I’ve been trying to practice a little something a friend recommended me to do.  Before bedtime, I think of a list of things to be grateful for the day.  From small things like a good lunch to big things like great weather and friends, this little habit eventually leads me to look forward to all the good things everyday – to a point where I’m able to see past the unfortunate events and unravel the blessings in disguise.

Of course, it’s easier said than done.  It’s only human to feel, sad or happy.  Sometimes life throws its smelliest crap at us and we’re all afraid to face the day again.  There are days when we feel defeated, weak, and it seems almost impossible for us to get that one win we are desperate for.  And mind you, negative vibes are as contagious as positive, cheery ones.  But that’s nothing to feel guilty about.  It’s just like flu, but only those who aren’t afraid of your germs, and know that they’re strong enough for you will stick around to make sure you’re okay.

We have to remember though, flu goes away eventually. That’s when we clear the mucus infected tissues, hankies, change a new spread, throw the blanket into the washing machine, smile to ourselves and say, “It’s going to be a good day.”

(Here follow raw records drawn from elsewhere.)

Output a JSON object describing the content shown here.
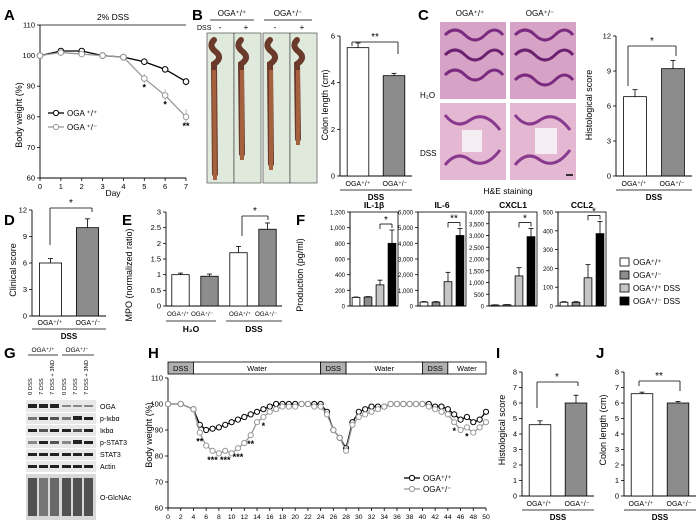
{
  "panels": {
    "A": {
      "letter": "A",
      "banner": "2% DSS",
      "ylabel": "Body weight (%)",
      "xlabel": "Day",
      "legend": [
        "OGA ⁺/⁺",
        "OGA ⁺/⁻"
      ]
    },
    "B": {
      "letter": "B",
      "top_left": "OGA⁺/⁺",
      "top_right": "OGA⁺/⁻",
      "dss_label": "DSS",
      "marks": [
        "-",
        "+",
        "-",
        "+"
      ],
      "ylabel": "Colon length (cm)",
      "sig": "**",
      "xlabels": [
        "OGA⁺/⁺",
        "OGA⁺/⁻"
      ],
      "group": "DSS"
    },
    "C": {
      "letter": "C",
      "col1": "OGA⁺/⁺",
      "col2": "OGA⁺/⁻",
      "row1": "H₂O",
      "row2": "DSS",
      "caption": "H&E staining",
      "ylabel": "Histological score",
      "sig": "*",
      "xlabels": [
        "OGA⁺/⁺",
        "OGA⁺/⁻"
      ],
      "group": "DSS"
    },
    "D": {
      "letter": "D",
      "ylabel": "Clinical score",
      "sig": "*",
      "xlabels": [
        "OGA⁺/⁺",
        "OGA⁺/⁻"
      ],
      "group": "DSS"
    },
    "E": {
      "letter": "E",
      "ylabel": "MPO (normalized ratio)",
      "sig": "*",
      "xlabels": [
        "OGA⁺/⁺",
        "OGA⁺/⁻",
        "OGA⁺/⁺",
        "OGA⁺/⁻"
      ],
      "groups": [
        "H₂O",
        "DSS"
      ]
    },
    "F": {
      "letter": "F",
      "ylabel": "Production (pg/ml)",
      "legend": [
        "OGA⁺/⁺",
        "OGA⁺/⁻",
        "OGA⁺/⁺ DSS",
        "OGA⁺/⁻  DSS"
      ]
    },
    "G": {
      "letter": "G",
      "col_groups": [
        "OGA⁺/⁺",
        "OGA⁺/⁻"
      ],
      "lanes": [
        "0 DSS",
        "7 DSS",
        "7 DSS + 3ND",
        "0 DSS",
        "7 DSS",
        "7 DSS + 3ND"
      ],
      "blots": [
        "OGA",
        "p-Iκbα",
        "Iκbα",
        "p-STAT3",
        "STAT3",
        "Actin",
        "O-GlcNAc"
      ]
    },
    "H": {
      "letter": "H",
      "ylabel": "Body weight (%)",
      "phases": [
        "DSS",
        "Water",
        "DSS",
        "Water",
        "DSS",
        "Water"
      ],
      "legend": [
        "OGA⁺/⁺",
        "OGA⁺/⁻"
      ]
    },
    "I": {
      "letter": "I",
      "ylabel": "Histological score",
      "sig": "*",
      "xlabels": [
        "OGA⁺/⁺",
        "OGA⁺/⁻"
      ],
      "group": "DSS"
    },
    "J": {
      "letter": "J",
      "ylabel": "Colon length (cm)",
      "sig": "**",
      "xlabels": [
        "OGA⁺/⁺",
        "OGA⁺/⁻"
      ],
      "group": "DSS"
    }
  },
  "chart_data": [
    {
      "id": "A",
      "type": "line",
      "x": [
        0,
        1,
        2,
        3,
        4,
        5,
        6,
        7
      ],
      "xlim": [
        0,
        7
      ],
      "ylim": [
        60,
        110
      ],
      "yticks": [
        60,
        70,
        80,
        90,
        100,
        110
      ],
      "xticks": [
        0,
        1,
        2,
        3,
        4,
        5,
        6,
        7
      ],
      "series": [
        {
          "name": "OGA ⁺/⁺",
          "values": [
            100,
            101.5,
            101.5,
            100,
            99.5,
            98,
            95.5,
            91.5
          ],
          "errors": [
            0.5,
            1,
            1,
            0.8,
            0.8,
            1,
            1,
            1.2
          ],
          "marker": "open"
        },
        {
          "name": "OGA ⁺/⁻",
          "values": [
            100,
            101,
            100.5,
            100,
            99.5,
            92.5,
            87,
            80
          ],
          "errors": [
            0.5,
            1,
            1,
            0.8,
            1,
            1.5,
            2,
            2.5
          ],
          "marker": "gray"
        }
      ],
      "annotations": [
        {
          "x": 5,
          "text": "*"
        },
        {
          "x": 6,
          "text": "*"
        },
        {
          "x": 7,
          "text": "**"
        }
      ]
    },
    {
      "id": "B",
      "type": "bar",
      "categories": [
        "OGA⁺/⁺",
        "OGA⁺/⁻"
      ],
      "values": [
        5.5,
        4.3
      ],
      "errors": [
        0.2,
        0.1
      ],
      "ylim": [
        0,
        6
      ],
      "yticks": [
        0,
        2,
        4,
        6
      ],
      "colors": [
        "#ffffff",
        "#8c8c8c"
      ]
    },
    {
      "id": "C",
      "type": "bar",
      "categories": [
        "OGA⁺/⁺",
        "OGA⁺/⁻"
      ],
      "values": [
        6.8,
        9.2
      ],
      "errors": [
        0.6,
        0.7
      ],
      "ylim": [
        0,
        12
      ],
      "yticks": [
        0,
        3,
        6,
        9,
        12
      ],
      "colors": [
        "#ffffff",
        "#8c8c8c"
      ]
    },
    {
      "id": "D",
      "type": "bar",
      "categories": [
        "OGA⁺/⁺",
        "OGA⁺/⁻"
      ],
      "values": [
        6,
        10
      ],
      "errors": [
        0.5,
        1
      ],
      "ylim": [
        0,
        12
      ],
      "yticks": [
        0,
        3,
        6,
        9,
        12
      ],
      "colors": [
        "#ffffff",
        "#8c8c8c"
      ]
    },
    {
      "id": "E",
      "type": "bar",
      "categories": [
        "OGA⁺/⁺",
        "OGA⁺/⁻",
        "OGA⁺/⁺",
        "OGA⁺/⁻"
      ],
      "values": [
        1.0,
        0.95,
        1.7,
        2.45
      ],
      "errors": [
        0.05,
        0.07,
        0.2,
        0.2
      ],
      "ylim": [
        0,
        3
      ],
      "yticks": [
        0,
        0.5,
        1,
        1.5,
        2,
        2.5,
        3
      ],
      "colors": [
        "#ffffff",
        "#8c8c8c",
        "#ffffff",
        "#8c8c8c"
      ]
    },
    {
      "id": "F1",
      "type": "bar",
      "title": "IL-1β",
      "values": [
        110,
        115,
        270,
        800
      ],
      "errors": [
        5,
        5,
        60,
        170
      ],
      "ylim": [
        0,
        1200
      ],
      "yticks": [
        0,
        200,
        400,
        600,
        800,
        1000,
        1200
      ],
      "ytick_labels": [
        "0",
        "200",
        "400",
        "600",
        "800",
        "1,000",
        "1,200"
      ],
      "sig": "*"
    },
    {
      "id": "F2",
      "type": "bar",
      "title": "IL-6",
      "values": [
        250,
        250,
        1550,
        4500
      ],
      "errors": [
        30,
        30,
        600,
        450
      ],
      "ylim": [
        0,
        6000
      ],
      "yticks": [
        0,
        1000,
        2000,
        3000,
        4000,
        5000,
        6000
      ],
      "ytick_labels": [
        "0",
        "1,000",
        "2,000",
        "3,000",
        "4,000",
        "5,000",
        "6,000"
      ],
      "sig": "**"
    },
    {
      "id": "F3",
      "type": "bar",
      "title": "CXCL1",
      "values": [
        40,
        50,
        1280,
        2950
      ],
      "errors": [
        10,
        10,
        350,
        350
      ],
      "ylim": [
        0,
        4000
      ],
      "yticks": [
        0,
        500,
        1000,
        1500,
        2000,
        2500,
        3000,
        3500,
        4000
      ],
      "ytick_labels": [
        "0",
        "500",
        "1,000",
        "1,500",
        "2,000",
        "2,500",
        "3,000",
        "3,500",
        "4,000"
      ],
      "sig": "*"
    },
    {
      "id": "F4",
      "type": "bar",
      "title": "CCL2",
      "values": [
        20,
        20,
        150,
        385
      ],
      "errors": [
        3,
        3,
        70,
        65
      ],
      "ylim": [
        0,
        500
      ],
      "yticks": [
        0,
        100,
        200,
        300,
        400,
        500
      ],
      "ytick_labels": [
        "0",
        "100",
        "200",
        "300",
        "400",
        "500"
      ],
      "sig": "*"
    },
    {
      "id": "H",
      "type": "line",
      "xlim": [
        0,
        50
      ],
      "ylim": [
        60,
        110
      ],
      "yticks": [
        60,
        70,
        80,
        90,
        100,
        110
      ],
      "xticks": [
        0,
        2,
        4,
        6,
        8,
        10,
        12,
        14,
        16,
        18,
        20,
        22,
        24,
        26,
        28,
        30,
        32,
        34,
        36,
        38,
        40,
        42,
        44,
        46,
        48,
        50
      ],
      "x": [
        0,
        2,
        4,
        5,
        6,
        7,
        8,
        9,
        10,
        11,
        12,
        13,
        14,
        15,
        16,
        17,
        18,
        19,
        20,
        21,
        22,
        23,
        24,
        25,
        26,
        27,
        28,
        29,
        30,
        31,
        32,
        33,
        34,
        35,
        36,
        37,
        38,
        39,
        40,
        41,
        42,
        43,
        44,
        45,
        46,
        47,
        48,
        49,
        50
      ],
      "series": [
        {
          "name": "OGA⁺/⁺",
          "values": [
            100,
            100,
            98,
            92,
            90,
            90.5,
            91,
            92,
            93,
            94,
            95,
            96,
            97,
            98,
            99,
            100,
            100,
            100,
            100,
            100,
            100,
            100,
            100,
            97,
            90,
            87,
            83,
            93,
            97,
            98,
            99,
            99,
            99,
            100,
            100,
            100,
            100,
            100,
            100,
            100,
            99,
            99,
            98,
            96,
            94,
            95,
            93,
            94,
            97
          ],
          "marker": "open"
        },
        {
          "name": "OGA⁺/⁻",
          "values": [
            100,
            100,
            98,
            89,
            84,
            82,
            81,
            82,
            81,
            83,
            85,
            88,
            93,
            95,
            97,
            98,
            99,
            99,
            99,
            100,
            100,
            99,
            99,
            96,
            90,
            87,
            82,
            92,
            95,
            96,
            97,
            98,
            99,
            100,
            100,
            100,
            100,
            100,
            100,
            99,
            98,
            97,
            96,
            93,
            90,
            91,
            89,
            91,
            93
          ],
          "marker": "gray"
        }
      ],
      "annotations": [
        {
          "x": 5,
          "text": "**"
        },
        {
          "x": 7,
          "text": "***"
        },
        {
          "x": 9,
          "text": "***"
        },
        {
          "x": 11,
          "text": "***"
        },
        {
          "x": 13,
          "text": "**"
        },
        {
          "x": 15,
          "text": "*"
        },
        {
          "x": 45,
          "text": "*"
        },
        {
          "x": 47,
          "text": "*"
        }
      ]
    },
    {
      "id": "I",
      "type": "bar",
      "categories": [
        "OGA⁺/⁺",
        "OGA⁺/⁻"
      ],
      "values": [
        4.6,
        6
      ],
      "errors": [
        0.25,
        0.5
      ],
      "ylim": [
        0,
        8
      ],
      "yticks": [
        0,
        1,
        2,
        3,
        4,
        5,
        6,
        7,
        8
      ],
      "colors": [
        "#ffffff",
        "#8c8c8c"
      ]
    },
    {
      "id": "J",
      "type": "bar",
      "categories": [
        "OGA⁺/⁺",
        "OGA⁺/⁻"
      ],
      "values": [
        6.6,
        6.0
      ],
      "errors": [
        0.1,
        0.1
      ],
      "ylim": [
        0,
        8
      ],
      "yticks": [
        0,
        1,
        2,
        3,
        4,
        5,
        6,
        7,
        8
      ],
      "colors": [
        "#ffffff",
        "#8c8c8c"
      ]
    }
  ]
}
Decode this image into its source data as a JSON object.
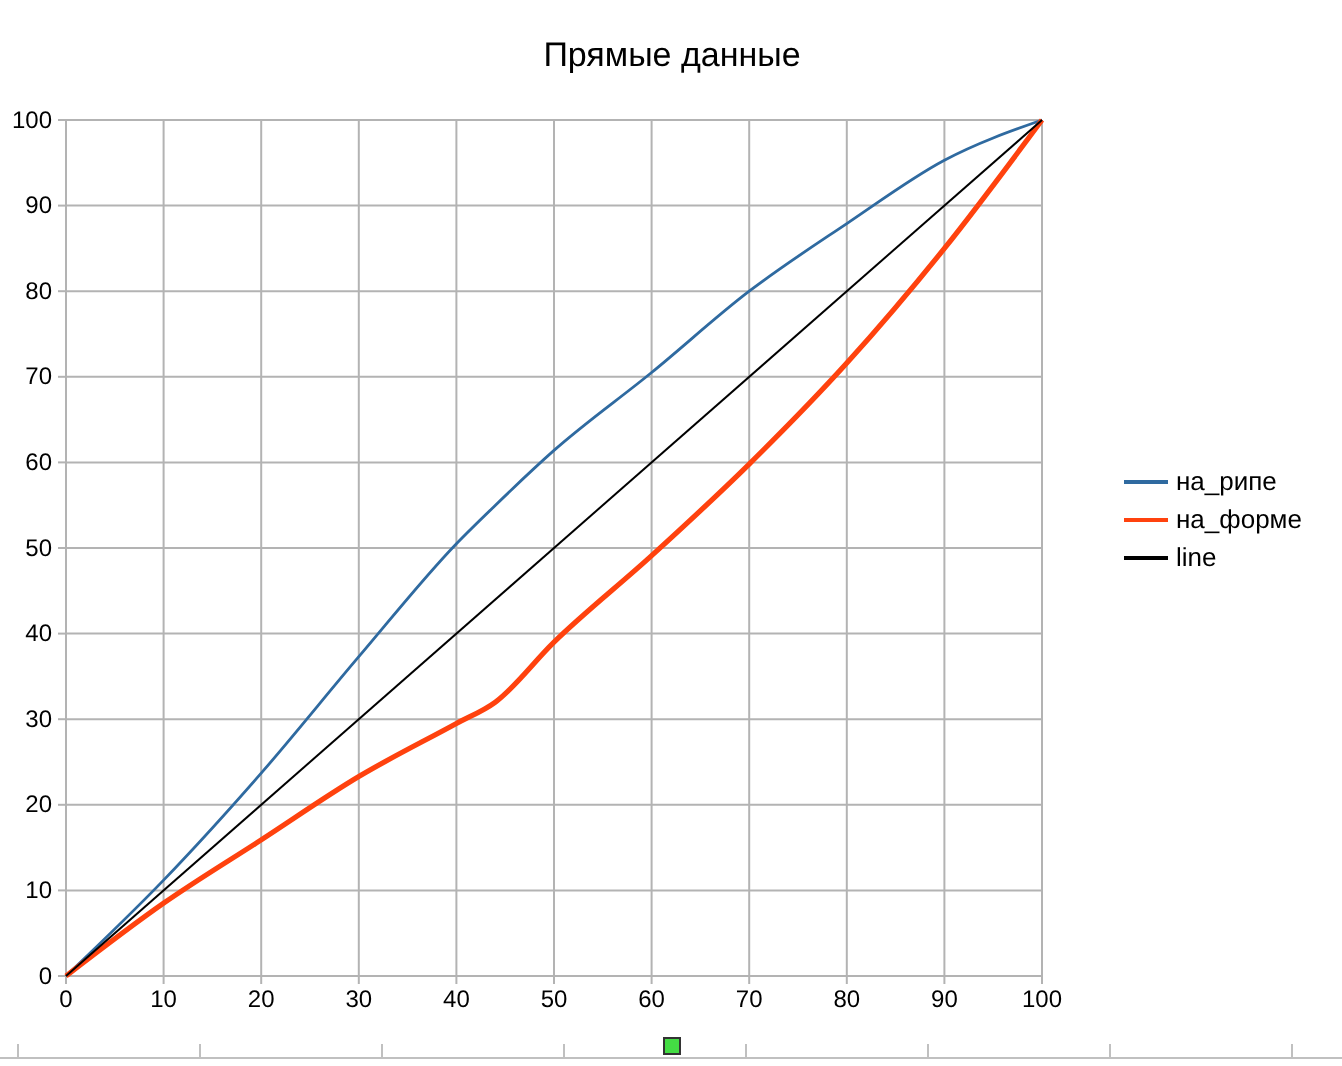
{
  "chart_data": {
    "type": "line",
    "title": "Прямые данные",
    "xlim": [
      0,
      100
    ],
    "xticks": [
      0,
      10,
      20,
      30,
      40,
      50,
      60,
      70,
      80,
      90,
      100
    ],
    "ylim": [
      0,
      100
    ],
    "yticks": [
      0,
      10,
      20,
      30,
      40,
      50,
      60,
      70,
      80,
      90,
      100
    ],
    "grid": true,
    "legend": "right",
    "marker": "none",
    "series": [
      {
        "name": "на_рипе",
        "color": "#2f6aa0",
        "x": [
          0,
          10,
          20,
          30,
          40,
          44,
          50,
          60,
          70,
          80,
          90,
          100
        ],
        "values": [
          0,
          11.2,
          23.7,
          37.3,
          50.5,
          55,
          61.4,
          70.5,
          80,
          87.9,
          95.3,
          100
        ]
      },
      {
        "name": "на_форме",
        "color": "#ff420e",
        "x": [
          0,
          10,
          20,
          30,
          40,
          44,
          50,
          60,
          70,
          80,
          90,
          100
        ],
        "values": [
          0,
          8.5,
          15.9,
          23.3,
          29.5,
          32,
          39,
          49.1,
          59.8,
          71.6,
          85,
          100
        ]
      },
      {
        "name": "line",
        "color": "#000000",
        "x": [
          0,
          100
        ],
        "values": [
          0,
          100
        ]
      }
    ]
  }
}
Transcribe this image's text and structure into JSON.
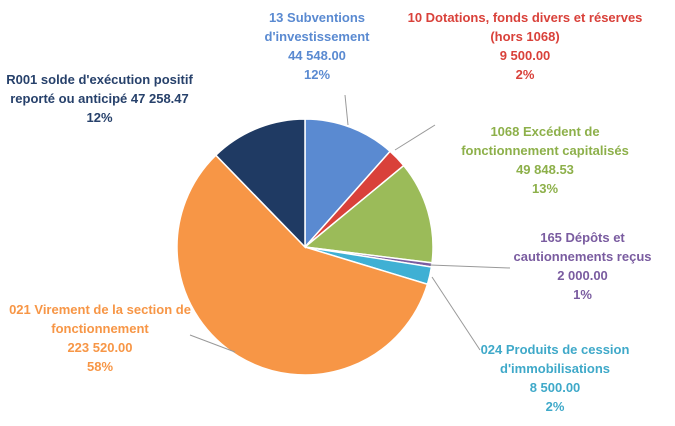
{
  "chart_data": {
    "type": "pie",
    "categories": [
      "13  Subventions d'investissement",
      "10  Dotations, fonds divers et réserves (hors 1068)",
      "1068 Excédent de fonctionnement capitalisés",
      "165 Dépôts et cautionnements reçus",
      "024 Produits de cession d'immobilisations",
      "021  Virement de la section de fonctionnement",
      "R001 solde d'exécution positif reporté ou anticipé"
    ],
    "values": [
      44548,
      9500,
      49848.53,
      2000,
      8500,
      223520,
      47258.47
    ],
    "value_labels": [
      "44 548.00",
      "9 500.00",
      "49 848.53",
      "2 000.00",
      "8 500.00",
      "223 520.00",
      "47 258.47"
    ],
    "percentages": [
      12,
      2,
      13,
      1,
      2,
      58,
      12
    ],
    "percentage_labels": [
      "12%",
      "2%",
      "13%",
      "1%",
      "2%",
      "58%",
      "12%"
    ],
    "colors": [
      "#5a8ad1",
      "#d9413a",
      "#9bbb59",
      "#7a5ca0",
      "#3fb0d4",
      "#f79646",
      "#1f3a63"
    ]
  }
}
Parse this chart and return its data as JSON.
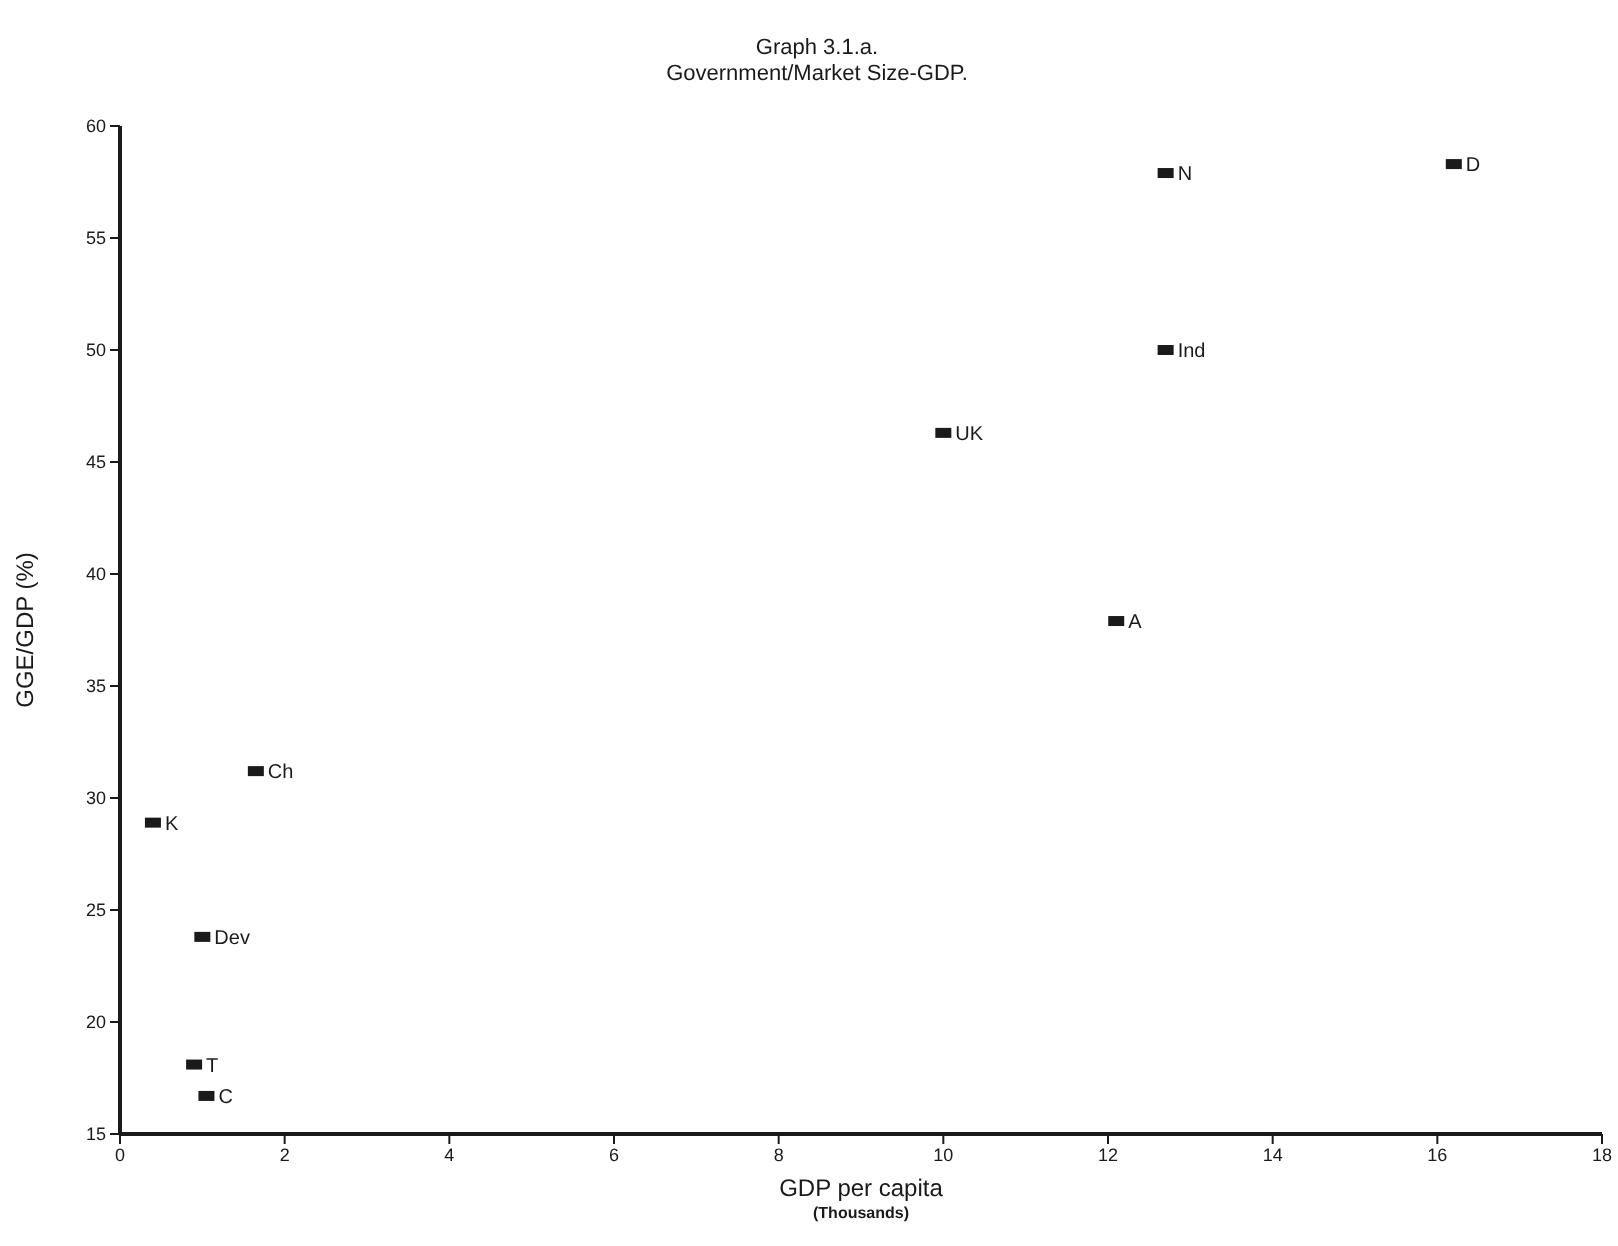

I have a test tomorrow, and for the few weeks to come leading to my exam finals. Projects have just come in, more assignments, and like what my friends would say, it’s that time of the semester again. And then, the holidays. The difference between today and my holidays are just the things I have to and want to do. Still 24 hours a day, 7 days a week, unpredictable weather (literally and figuratively speaking) and a new multiple choice evaluation sheet on the same question, “Is this a good day?”

Everyday, my friend, is a choice for the brave.

Have a great week ahead.  It’s possible.